Re: [PATCH] cacheinfo: clear cache_leaves(cpu) in free_cache_attributes()

From: Xiongfeng Wang
Date: Tue Jul 13 2021 - 22:10:38 EST


Hi James,

On 2021/7/14 1:38, James Morse wrote:
> Hello,
>
> On 13/07/2021 14:26, Sudeep Holla wrote:
>> On Tue, Jul 13, 2021 at 08:46:19PM +0800, Xiongfeng Wang wrote:
>>> On 2021/7/13 19:33, Sudeep Holla wrote:
>>>> On Tue, Jul 13, 2021 at 11:47:38AM +0800, Xiongfeng Wang wrote:
>>>>> On ARM64, when PPTT(Processor Properties Topology Table) is not
>>>>> implemented in ACPI boot, we will goto 'free_ci' with the following
>>>>> print:
>>>>> Unable to detect cache hierarchy for CPU 0
>>>>>
>>>>
>>>> The change itself looks good and I am fine with that. However,...
>>>>
>>>>> But some other codes may still use 'num_leaves' to iterate through the
>>>>
>>>> Can you point me exactly where it is used to make sure there are no
>>>> other issues associated with that.
>>>>
>>>>> 'info_list', such as get_cpu_cacheinfo_id(). If 'info_list' is NULL , it
>>>>> would crash. So clear 'num_leaves' in free_cache_attributes().
>>>>>
>>>>
>>>> And can you provide the crash dump please ? If we are not hitting any
>>>> issue and you just figured this with code inspection, that is fine. It
>>>> helps to determine if this needs to be backport or just good to have
>>>> clean up.
>
>>> There is no issue in the mainline kernel. get_cpu_cacheinfo_id() is only called
>>> on x86. I didn't hit any issue using the mainline kernel.
>
>>> Actually, it's our own code that crashed. My colleague Shaobo(CCed) tried to add
>
> Seems to have dropped off the CC list.

Yes. I don't know why I didn't CC him success. CCed again.

>
>>> MPAM support on ARM64.
>
> Do you want me to CC either of you on the series that refactor the resctrl code? This is
> the bit that needs doing to get MPAM working upstream

It would be nice if you could CC him. His email address is
bobo.shaobowang@xxxxxxxxxx. Thanks a lot !

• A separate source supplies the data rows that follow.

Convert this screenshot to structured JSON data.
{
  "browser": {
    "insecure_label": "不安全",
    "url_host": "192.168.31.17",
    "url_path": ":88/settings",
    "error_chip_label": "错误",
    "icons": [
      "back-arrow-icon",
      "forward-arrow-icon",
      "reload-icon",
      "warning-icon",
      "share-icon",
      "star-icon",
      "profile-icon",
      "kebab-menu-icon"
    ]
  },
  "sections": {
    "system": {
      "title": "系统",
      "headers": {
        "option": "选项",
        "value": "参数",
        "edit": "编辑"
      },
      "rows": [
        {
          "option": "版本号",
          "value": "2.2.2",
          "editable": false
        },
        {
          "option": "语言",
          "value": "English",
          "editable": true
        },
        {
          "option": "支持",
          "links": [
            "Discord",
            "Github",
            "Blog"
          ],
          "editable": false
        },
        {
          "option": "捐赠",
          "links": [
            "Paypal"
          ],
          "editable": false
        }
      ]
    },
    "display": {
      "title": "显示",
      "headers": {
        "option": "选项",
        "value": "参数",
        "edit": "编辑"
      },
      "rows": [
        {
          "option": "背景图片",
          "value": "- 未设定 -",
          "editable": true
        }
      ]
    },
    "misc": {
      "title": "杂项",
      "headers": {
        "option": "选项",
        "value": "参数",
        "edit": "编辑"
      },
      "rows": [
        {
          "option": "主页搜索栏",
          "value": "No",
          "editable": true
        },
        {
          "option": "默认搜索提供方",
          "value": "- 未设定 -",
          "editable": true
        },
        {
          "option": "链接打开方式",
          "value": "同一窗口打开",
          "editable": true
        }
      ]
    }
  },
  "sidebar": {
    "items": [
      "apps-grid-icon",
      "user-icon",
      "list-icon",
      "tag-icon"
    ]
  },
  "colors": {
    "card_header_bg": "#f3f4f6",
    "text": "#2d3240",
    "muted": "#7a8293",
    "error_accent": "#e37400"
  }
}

Below is the (openEuler version) MPAM support code he wrote based on your
private version in linux-arm.org repo:
https://gitee.com/openeuler/kernel/tree/openEuler-1.0-LTS/arch/arm64/kernel/mpam
It would be appreciated if you could give some advice.

console display:
[root@localhost ~]# mount -t resctrl resctrl /sys/fs/resctrl/ -o
cdpl3,caPbm,mbHdl,mbMax
[root@localhost ~]# cd /sys/fs/resctrl/
[root@localhost resctrl]# cat schemata
L3CODEPBM:0=7fff;1=7fff;2=7fff;3=7fff
L3DATAPBM:0=7fff;1=7fff;2=7fff;3=7fff
MBHDL:0=1;1=1;2=1;3=1
MBMAX:0=100;1=100;2=100;3=100

Thanks,
Xiongfeng

>
> (I copy Shameerali, but I've not heard from him in a while.)
>
>
>>> His code called get_cpu_cacheinfo_id() and crashed when
>>> PPTT is not implemented. Maybe he should check whether PPTT is implemented
>>> before calling get_cpu_cacheinfo_id(), but we think it is also better to clear
>>> cache_leaves(cpu) in free_cache_attributes().
>>> Sorry for not clearly expressed.
>
> The ACPI tables for MPAM reference the PPTT, so you're going to need one.
>
>
>> Thanks for detailed explanation. In this case I would drop the Fixes: tag
>> as it is not fixing anything in the commit mentioned in the tag.
>>
>> Also not sure if we can tag this as fixes
>> 709c4362725a ("cacheinfo: Move resctrl's get_cache_id() to the cacheinfo header file")
>> as that is introducing the possible access that could crash. @James ?
>
> If you like. If there is nothing broken its hard to care.
> I guess this helps people doing backports.
>
>
>
> Thanks,
>
> James
> .
>